While Springsteen operated best in that narrative territory, he was an artist like many others, who wanted to innovate his own style. After dominating the art of penning the blue-collar anthem, he wanted to move even further into universal territory and deliver the world a catalogue of heartbreak songs to get stuck into.
His 1987 album Tunnel of Love was inspired by the breakdown of his marriage to actress Julianne Phillips and offered some rather considered reflections on the complex nature of relationships. Naturally, those songs warranted a level of intimacy that saw Springsteen step away from his trusted arena rock and into something more intricate.
The E Street Band were not best pleased, however. Feeling confident and empowered in the sound of the former, they questioned their leader’s decision to step away from a big anthemic chorus and into the murkier waters of abstract ballad writing. The album triggered a blazing response from Steve Van Zandt, who had left the outfit a few years earlier but remained in Springsteen’s orbit as something of a confidant.
After listening to the cycle of the record, which began with a desperate sense of lust before moving through the turbulence of the marriage and then ending with doubt. Van Zandt questioned Springsteen’s direction. A feeling that sparked right from the outset, after listening to the opening song, ‘Ain’t Got You,’ which showcases Springsteen adopting an Elvis Presley persona to narrate on top of a Bo Diddley-style beat.
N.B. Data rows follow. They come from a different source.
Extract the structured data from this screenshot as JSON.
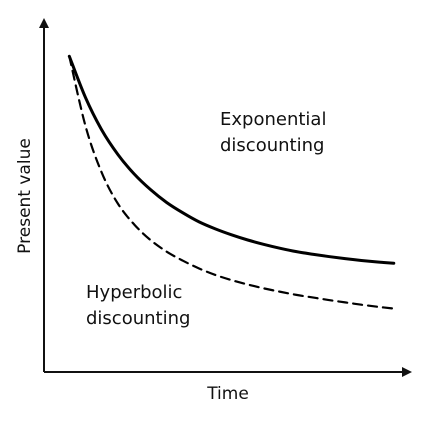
{
  "chart_data": {
    "type": "line",
    "title": "",
    "xlabel": "Time",
    "ylabel": "Present value",
    "grid": false,
    "axis_ticks": false,
    "series": [
      {
        "name": "Exponential discounting",
        "style": "solid",
        "color": "#000000",
        "x": [
          0,
          0.5,
          1,
          1.5,
          2,
          2.5,
          3,
          3.5,
          4,
          4.5,
          5,
          5.5,
          6,
          6.5,
          7,
          7.5,
          8,
          8.5,
          9,
          9.5,
          10
        ],
        "values": [
          1,
          0.84,
          0.715,
          0.62,
          0.545,
          0.485,
          0.435,
          0.395,
          0.36,
          0.333,
          0.31,
          0.29,
          0.273,
          0.258,
          0.245,
          0.235,
          0.226,
          0.218,
          0.211,
          0.205,
          0.2
        ]
      },
      {
        "name": "Hyperbolic discounting",
        "style": "dashed",
        "color": "#000000",
        "x": [
          0,
          0.5,
          1,
          1.5,
          2,
          2.5,
          3,
          3.5,
          4,
          4.5,
          5,
          5.5,
          6,
          6.5,
          7,
          7.5,
          8,
          8.5,
          9,
          9.5,
          10
        ],
        "values": [
          1,
          0.73,
          0.55,
          0.43,
          0.35,
          0.29,
          0.245,
          0.21,
          0.18,
          0.155,
          0.135,
          0.118,
          0.103,
          0.09,
          0.078,
          0.068,
          0.058,
          0.049,
          0.04,
          0.032,
          0.025
        ]
      }
    ],
    "labels": [
      {
        "series": 0,
        "lines": [
          "Exponential",
          "discounting"
        ]
      },
      {
        "series": 1,
        "lines": [
          "Hyperbolic",
          "discounting"
        ]
      }
    ],
    "xlim": [
      -0.78,
      10.5
    ],
    "ylim": [
      -0.22,
      1.14
    ]
  }
}
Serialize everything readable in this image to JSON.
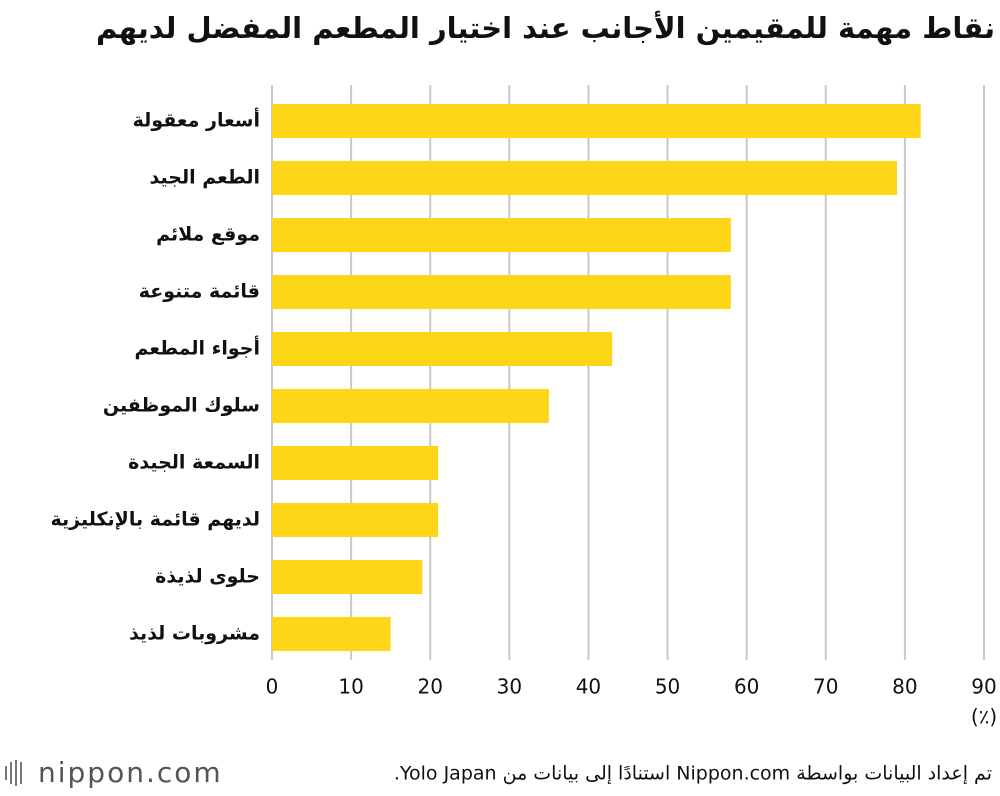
{
  "chart_data": {
    "type": "bar",
    "orientation": "horizontal",
    "title": "نقاط مهمة للمقيمين الأجانب عند اختيار المطعم المفضل لديهم",
    "categories": [
      "أسعار معقولة",
      "الطعم الجيد",
      "موقع ملائم",
      "قائمة متنوعة",
      "أجواء المطعم",
      "سلوك الموظفين",
      "السمعة الجيدة",
      "لديهم قائمة بالإنكليزية",
      "حلوى لذيذة",
      "مشروبات لذيذ"
    ],
    "values": [
      82,
      79,
      58,
      58,
      43,
      35,
      21,
      21,
      19,
      15
    ],
    "color": "#fcd617",
    "xlim": [
      0,
      90
    ],
    "xticks": [
      0,
      10,
      20,
      30,
      40,
      50,
      60,
      70,
      80,
      90
    ],
    "x_label": "(٪)",
    "grid": true,
    "source": "تم إعداد البيانات بواسطة Nippon.com استنادًا إلى بيانات من Yolo Japan.",
    "logo": "nippon.com"
  }
}
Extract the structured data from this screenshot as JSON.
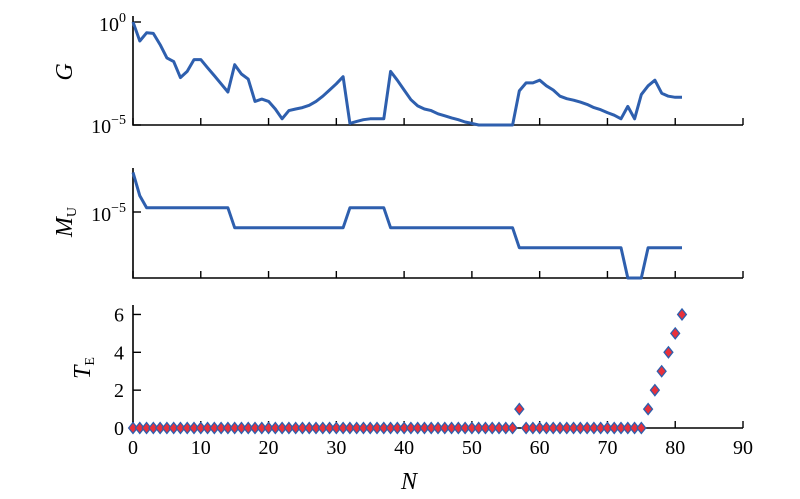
{
  "chart_data": [
    {
      "type": "line",
      "ylabel": "G",
      "yscale": "log",
      "ylim": [
        1e-05,
        1
      ],
      "yticks": [
        {
          "value": 1,
          "base": "10",
          "exp": "0"
        },
        {
          "value": 1e-05,
          "base": "10",
          "exp": "−5"
        }
      ],
      "xlim": [
        0,
        90
      ],
      "x": [
        0,
        1,
        2,
        3,
        4,
        5,
        6,
        7,
        8,
        9,
        10,
        11,
        12,
        13,
        14,
        15,
        16,
        17,
        18,
        19,
        20,
        21,
        22,
        23,
        24,
        25,
        26,
        27,
        28,
        29,
        30,
        31,
        32,
        33,
        34,
        35,
        36,
        37,
        38,
        39,
        40,
        41,
        42,
        43,
        44,
        45,
        46,
        47,
        48,
        49,
        50,
        51,
        52,
        53,
        54,
        55,
        56,
        57,
        58,
        59,
        60,
        61,
        62,
        63,
        64,
        65,
        66,
        67,
        68,
        69,
        70,
        71,
        72,
        73,
        74,
        75,
        76,
        77,
        78,
        79,
        80,
        81
      ],
      "y": [
        1.0,
        0.12,
        0.3,
        0.28,
        0.08,
        0.018,
        0.012,
        0.002,
        0.004,
        0.015,
        0.015,
        0.006,
        0.0025,
        0.001,
        0.0004,
        0.0085,
        0.003,
        0.0017,
        0.00014,
        0.00018,
        0.00014,
        6e-05,
        2e-05,
        5e-05,
        6e-05,
        7e-05,
        9e-05,
        0.00014,
        0.00025,
        0.0005,
        0.001,
        0.0022,
        1.2e-05,
        1.5e-05,
        1.8e-05,
        2e-05,
        2e-05,
        2e-05,
        0.004,
        0.0015,
        0.0005,
        0.00017,
        8.5e-05,
        6e-05,
        5e-05,
        3.5e-05,
        2.8e-05,
        2.2e-05,
        1.8e-05,
        1.4e-05,
        1.2e-05,
        1e-05,
        1e-05,
        1e-05,
        1e-05,
        1e-05,
        1e-05,
        0.00045,
        0.0011,
        0.0011,
        0.0015,
        0.0008,
        0.0005,
        0.00025,
        0.00019,
        0.00016,
        0.00013,
        0.0001,
        7e-05,
        5.5e-05,
        4e-05,
        3e-05,
        2e-05,
        8e-05,
        2e-05,
        0.0003,
        0.0008,
        0.0015,
        0.00035,
        0.00025,
        0.00022,
        0.00022
      ]
    },
    {
      "type": "line",
      "ylabel": "M",
      "ylabel_sub": "U",
      "yscale": "log",
      "ylim": [
        3e-09,
        0.001
      ],
      "yticks": [
        {
          "value": 1e-05,
          "base": "10",
          "exp": "−5"
        }
      ],
      "xlim": [
        0,
        90
      ],
      "x": [
        0,
        1,
        2,
        3,
        4,
        5,
        6,
        7,
        8,
        9,
        10,
        11,
        12,
        13,
        14,
        15,
        16,
        17,
        18,
        19,
        20,
        21,
        22,
        23,
        24,
        25,
        26,
        27,
        28,
        29,
        30,
        31,
        32,
        33,
        34,
        35,
        36,
        37,
        38,
        39,
        40,
        41,
        42,
        43,
        44,
        45,
        46,
        47,
        48,
        49,
        50,
        51,
        52,
        53,
        54,
        55,
        56,
        57,
        58,
        59,
        60,
        61,
        62,
        63,
        64,
        65,
        66,
        67,
        68,
        69,
        70,
        71,
        72,
        73,
        74,
        75,
        76,
        77,
        78,
        79,
        80,
        81
      ],
      "y": [
        0.0006,
        4e-05,
        1e-05,
        1e-05,
        1e-05,
        1e-05,
        1e-05,
        1e-05,
        1e-05,
        1e-05,
        1e-05,
        1e-05,
        1e-05,
        1e-05,
        1e-05,
        1e-06,
        1e-06,
        1e-06,
        1e-06,
        1e-06,
        1e-06,
        1e-06,
        1e-06,
        1e-06,
        1e-06,
        1e-06,
        1e-06,
        1e-06,
        1e-06,
        1e-06,
        1e-06,
        1e-06,
        1e-05,
        1e-05,
        1e-05,
        1e-05,
        1e-05,
        1e-05,
        1e-06,
        1e-06,
        1e-06,
        1e-06,
        1e-06,
        1e-06,
        1e-06,
        1e-06,
        1e-06,
        1e-06,
        1e-06,
        1e-06,
        1e-06,
        1e-06,
        1e-06,
        1e-06,
        1e-06,
        1e-06,
        1e-06,
        1e-07,
        1e-07,
        1e-07,
        1e-07,
        1e-07,
        1e-07,
        1e-07,
        1e-07,
        1e-07,
        1e-07,
        1e-07,
        1e-07,
        1e-07,
        1e-07,
        1e-07,
        1e-07,
        3e-09,
        3e-09,
        3e-09,
        1e-07,
        1e-07,
        1e-07,
        1e-07,
        1e-07,
        1e-07
      ]
    },
    {
      "type": "scatter",
      "ylabel": "T",
      "ylabel_sub": "E",
      "ylim": [
        0,
        6.5
      ],
      "yticks": [
        0,
        2,
        4,
        6
      ],
      "xlabel": "N",
      "xlim": [
        0,
        90
      ],
      "xticks": [
        0,
        10,
        20,
        30,
        40,
        50,
        60,
        70,
        80,
        90
      ],
      "x": [
        0,
        1,
        2,
        3,
        4,
        5,
        6,
        7,
        8,
        9,
        10,
        11,
        12,
        13,
        14,
        15,
        16,
        17,
        18,
        19,
        20,
        21,
        22,
        23,
        24,
        25,
        26,
        27,
        28,
        29,
        30,
        31,
        32,
        33,
        34,
        35,
        36,
        37,
        38,
        39,
        40,
        41,
        42,
        43,
        44,
        45,
        46,
        47,
        48,
        49,
        50,
        51,
        52,
        53,
        54,
        55,
        56,
        57,
        58,
        59,
        60,
        61,
        62,
        63,
        64,
        65,
        66,
        67,
        68,
        69,
        70,
        71,
        72,
        73,
        74,
        75,
        76,
        77,
        78,
        79,
        80,
        81
      ],
      "y": [
        0,
        0,
        0,
        0,
        0,
        0,
        0,
        0,
        0,
        0,
        0,
        0,
        0,
        0,
        0,
        0,
        0,
        0,
        0,
        0,
        0,
        0,
        0,
        0,
        0,
        0,
        0,
        0,
        0,
        0,
        0,
        0,
        0,
        0,
        0,
        0,
        0,
        0,
        0,
        0,
        0,
        0,
        0,
        0,
        0,
        0,
        0,
        0,
        0,
        0,
        0,
        0,
        0,
        0,
        0,
        0,
        0,
        1,
        0,
        0,
        0,
        0,
        0,
        0,
        0,
        0,
        0,
        0,
        0,
        0,
        0,
        0,
        0,
        0,
        0,
        0,
        1,
        2,
        3,
        4,
        5,
        6
      ],
      "colors": {
        "fill": "#e8303a",
        "edge": "#2e5fae"
      }
    }
  ],
  "colors": {
    "line": "#2e5fae"
  }
}
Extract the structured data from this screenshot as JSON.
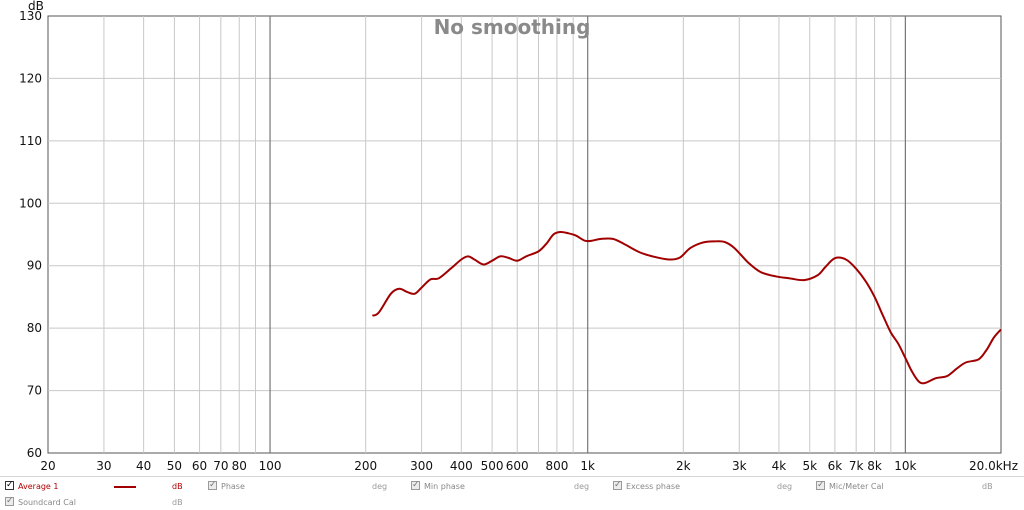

“I’m, like, ‘What the fuck is this?’” Van Zandt said in an interview with The New Yorker. “And he’s, like, ‘Well, what do you mean, it’s the truth. It’s just who I am; it’s my life.’ And I’m, like, ‘This is bullshit. People don’t need you talking about your life. Nobody gives a shit about your life. They need you for their lives. That’s your thing. Giving some logic and reason and sympathy and passion to this cold, fragmented, confusing world — that’s your gift.’”
Springsteen clearly took Van Zandt’s scathing assessment on board, as the flipped the narrative style of some of the tracks on the album to be more third person oriented, but nevertheless it remained as a stark departure in style for The Boss.
His die-hard fans still got what they always wanted from his music, a sense of belonging and understanding that can be injected into the experiences of their own daily lives. But part-timers were as put off by the record as Van Zandt and patiently waited for his return to arena rock.